6. The only case left is n₁ = 0 and C²³ – C³² ≠ 0. Now the 2 × 2 matrix ${\displaystyle C^{{\bar {a}}{\bar {b}}}({\bar {a}},{\bar {b}}=2,3)}$ is non-symmetric and it cannot be made diagonal by transformations using ${\displaystyle A_{\bar {b}}^{\bar {a}}\neq 0}$. However, its symmetric part can be diagonalized, that is the 3 × 3 matrix C^ab can be reduced to the form:

   ${\displaystyle C^{ab}={\begin{bmatrix}0&0&0\\0&n_{2}&a\\0&-a&n_{3}\end{bmatrix}},}$

   where a is an arbitrary number. After this is done, there still remains the possibility to perform transformations with diagonal ${\displaystyle A_{\bar {b}}^{\bar {a}}}$, under which the quantities n₂, n₃ and a change as follows:

   ${\displaystyle n_{2}=\left(A_{1}^{1}A_{2}^{2}A_{3}^{3}\right)^{-1}\left(A_{2}^{2}\right)^{2}{\acute {n}}_{2},\quad n_{3}=\left(A_{1}^{1}A_{2}^{2}A_{3}^{3}\right)^{-1}\left(A_{3}^{3}\right)^{2}{\acute {n}}_{3},\quad a=\left(A_{1}^{1}\right)^{-1}{\acute {a}}.}$

   These formulas show that for nonzero n₂, n₃, a, the combination a²(n₂n₃)⁻¹ is an invariant quantity. By a choice of ${\displaystyle A_{1}^{1}}$, one can impose the condition a > 0 and after this is done, the choice of the sign of ${\displaystyle A_{3}^{3}\left(A_{2}^{2}\right)^{-1}}$ permits one to change both signs of n₂ and n₃ simultaneously, that is the set (n₂ , n₃) is equivalent to the set (−n₂,−n₃). It follows that there are the following four different possibilities:

   ${\displaystyle (a,n_{2},n_{3})=(a,0,0),(a,0,1),(a,1,1),(a,1,-1).}$

   For the first two, the number a can be transformed to unity by a choice of the parameters ${\displaystyle A_{1}^{1}}$ and ${\displaystyle A_{3}^{3}\left(A_{2}^{2}\right)^{-1}}$. For the second two possibilities, both of these parameters are already fixed and a remains an invariant and arbitrary positive number. Historically these four types of homogeneous spaces have been classified as:

   ${\displaystyle {\begin{matrix}Bianchi\ V&:&n_{1}=0,\ (a,n_{2},n_{3})&=&(1,0,0),\\Bianchi\ IV&:&n_{1}=0,\ (a,n_{2},n_{3})&=&(1,0,1),\\Bianchi\ VII&:&n_{1}=0,\ (a,n_{2},n_{3})&=&(a,1,1),\\Bianchi\ III&:&n_{1}=0,\ (a,n_{2},n_{3})&=&(1,1,-1),\\Bianchi\ VI&:&n_{1}=0,\ (a,n_{2},n_{3})&=&(a,1,-1).\end{matrix}}}$

   Type III is just a particular case of type VI corresponding to a = 1. Types VII and VI contain an infinity of invariantly different types of algebras corresponding to the arbitrariness of the continuous parameter a. Type VII₀ is a particular case of VII corresponding to a = 0 while type VI₀ is a particular case of VI corresponding also to a = 0.

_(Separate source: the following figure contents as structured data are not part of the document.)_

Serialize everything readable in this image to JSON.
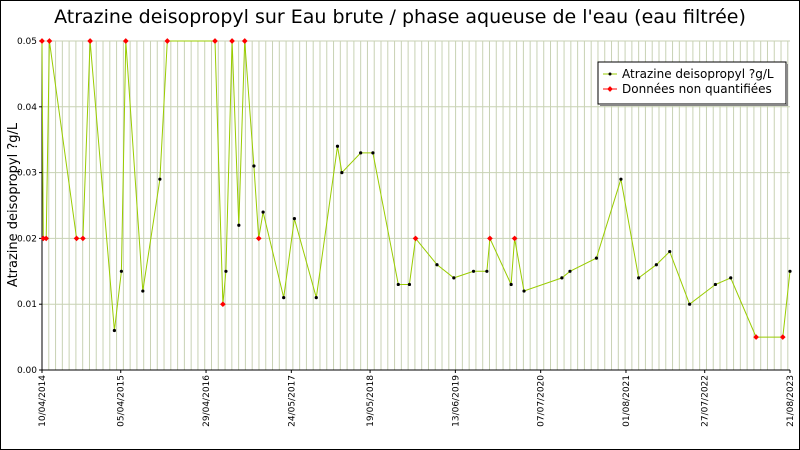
{
  "chart_data": {
    "type": "line",
    "title": "Atrazine deisopropyl sur Eau brute / phase aqueuse de l'eau (eau filtrée)",
    "ylabel": "Atrazine deisopropyl ?g/L",
    "xlabel": "",
    "ylim": [
      0,
      0.05
    ],
    "xlim": [
      "2014-04-10",
      "2023-08-21"
    ],
    "y_ticks": [
      "0.00",
      "0.01",
      "0.02",
      "0.03",
      "0.04",
      "0.05"
    ],
    "x_ticks": [
      {
        "label": "10/04/2014",
        "date": "2014-04-10"
      },
      {
        "label": "05/04/2015",
        "date": "2015-04-05"
      },
      {
        "label": "29/04/2016",
        "date": "2016-04-29"
      },
      {
        "label": "24/05/2017",
        "date": "2017-05-24"
      },
      {
        "label": "19/05/2018",
        "date": "2018-05-19"
      },
      {
        "label": "13/06/2019",
        "date": "2019-06-13"
      },
      {
        "label": "07/07/2020",
        "date": "2020-07-07"
      },
      {
        "label": "01/08/2021",
        "date": "2021-08-01"
      },
      {
        "label": "27/07/2022",
        "date": "2022-07-27"
      },
      {
        "label": "21/08/2023",
        "date": "2023-08-21"
      }
    ],
    "grid": true,
    "legend_position": "top-right",
    "series": [
      {
        "name": "Atrazine deisopropyl ?g/L",
        "color": "#99cc00",
        "marker_color": "#000000"
      },
      {
        "name": "Données non quantifiées",
        "marker_color": "#ff0000"
      }
    ],
    "points": [
      {
        "x": "2014-04-10",
        "y": 0.05,
        "nq": true
      },
      {
        "x": "2014-04-16",
        "y": 0.02,
        "nq": true
      },
      {
        "x": "2014-04-29",
        "y": 0.02,
        "nq": true
      },
      {
        "x": "2014-05-14",
        "y": 0.05,
        "nq": true
      },
      {
        "x": "2014-09-15",
        "y": 0.02,
        "nq": true
      },
      {
        "x": "2014-10-14",
        "y": 0.02,
        "nq": true
      },
      {
        "x": "2014-11-16",
        "y": 0.05,
        "nq": true
      },
      {
        "x": "2015-03-07",
        "y": 0.006,
        "nq": false
      },
      {
        "x": "2015-04-08",
        "y": 0.015,
        "nq": false
      },
      {
        "x": "2015-04-28",
        "y": 0.05,
        "nq": true
      },
      {
        "x": "2015-07-15",
        "y": 0.012,
        "nq": false
      },
      {
        "x": "2015-10-01",
        "y": 0.029,
        "nq": false
      },
      {
        "x": "2015-11-04",
        "y": 0.05,
        "nq": true
      },
      {
        "x": "2016-06-09",
        "y": 0.05,
        "nq": true
      },
      {
        "x": "2016-07-15",
        "y": 0.01,
        "nq": true
      },
      {
        "x": "2016-07-29",
        "y": 0.015,
        "nq": false
      },
      {
        "x": "2016-08-26",
        "y": 0.05,
        "nq": true
      },
      {
        "x": "2016-09-26",
        "y": 0.022,
        "nq": false
      },
      {
        "x": "2016-10-23",
        "y": 0.05,
        "nq": true
      },
      {
        "x": "2016-12-04",
        "y": 0.031,
        "nq": false
      },
      {
        "x": "2016-12-26",
        "y": 0.02,
        "nq": true
      },
      {
        "x": "2017-01-15",
        "y": 0.024,
        "nq": false
      },
      {
        "x": "2017-04-19",
        "y": 0.011,
        "nq": false
      },
      {
        "x": "2017-06-07",
        "y": 0.023,
        "nq": false
      },
      {
        "x": "2017-09-15",
        "y": 0.011,
        "nq": false
      },
      {
        "x": "2017-12-21",
        "y": 0.034,
        "nq": false
      },
      {
        "x": "2018-01-10",
        "y": 0.03,
        "nq": false
      },
      {
        "x": "2018-04-06",
        "y": 0.033,
        "nq": false
      },
      {
        "x": "2018-06-01",
        "y": 0.033,
        "nq": false
      },
      {
        "x": "2018-09-25",
        "y": 0.013,
        "nq": false
      },
      {
        "x": "2018-11-15",
        "y": 0.013,
        "nq": false
      },
      {
        "x": "2018-12-13",
        "y": 0.02,
        "nq": true
      },
      {
        "x": "2019-03-21",
        "y": 0.016,
        "nq": false
      },
      {
        "x": "2019-06-06",
        "y": 0.014,
        "nq": false
      },
      {
        "x": "2019-09-04",
        "y": 0.015,
        "nq": false
      },
      {
        "x": "2019-11-04",
        "y": 0.015,
        "nq": false
      },
      {
        "x": "2019-11-18",
        "y": 0.02,
        "nq": true
      },
      {
        "x": "2020-02-23",
        "y": 0.013,
        "nq": false
      },
      {
        "x": "2020-03-10",
        "y": 0.02,
        "nq": true
      },
      {
        "x": "2020-04-22",
        "y": 0.012,
        "nq": false
      },
      {
        "x": "2020-10-12",
        "y": 0.014,
        "nq": false
      },
      {
        "x": "2020-11-18",
        "y": 0.015,
        "nq": false
      },
      {
        "x": "2021-03-19",
        "y": 0.017,
        "nq": false
      },
      {
        "x": "2021-07-09",
        "y": 0.029,
        "nq": false
      },
      {
        "x": "2021-09-28",
        "y": 0.014,
        "nq": false
      },
      {
        "x": "2021-12-18",
        "y": 0.016,
        "nq": false
      },
      {
        "x": "2022-02-17",
        "y": 0.018,
        "nq": false
      },
      {
        "x": "2022-05-19",
        "y": 0.01,
        "nq": false
      },
      {
        "x": "2022-09-14",
        "y": 0.013,
        "nq": false
      },
      {
        "x": "2022-11-23",
        "y": 0.014,
        "nq": false
      },
      {
        "x": "2023-03-19",
        "y": 0.005,
        "nq": true
      },
      {
        "x": "2023-07-19",
        "y": 0.005,
        "nq": true
      },
      {
        "x": "2023-08-21",
        "y": 0.015,
        "nq": false
      }
    ]
  }
}
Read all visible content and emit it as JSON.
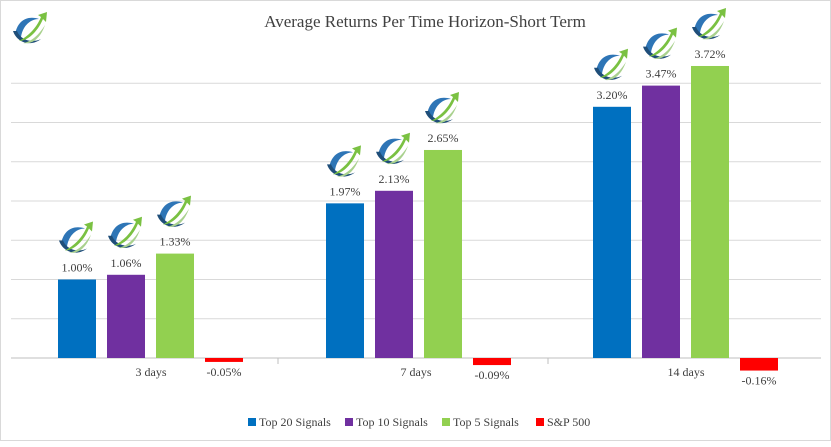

The Bianchi spaces have the property that their Ricci tensors can be separated into a product of the basis vectors associated with the space and a coordinate-independent tensor.

For a given metric:

${\displaystyle ds^{2}=\gamma _{ab}\xi _{i}^{(a)}\xi _{k}^{(b)}dx^{i}dx^{k}}$

(where ${\displaystyle \xi _{i}^{(a)}dx^{i}}$　are 1-forms), the Ricci curvature tensor ${\displaystyle R_{ik}}$ is given by:

${\displaystyle R_{ik}=R_{(a)(b)}\xi _{i}^{(a)}\xi _{k}^{(b)}}$

${\displaystyle R_{(a)(b)}={\frac {1}{2}}\left[C_{\ \ b}^{cd}\left(C_{cda}+C_{dca}\right)+C_{\ cd}^{c}\left(C_{ab}^{\ \ d}+C_{ba}^{\ \ d}\right)-{\frac {1}{2}}C_{b}^{\ cd}C_{acd}\right]}$

where the indices on the structure constants are raised and lowered with ${\displaystyle \gamma _{ab}}$ which is not a function of ${\displaystyle x^{i}}$.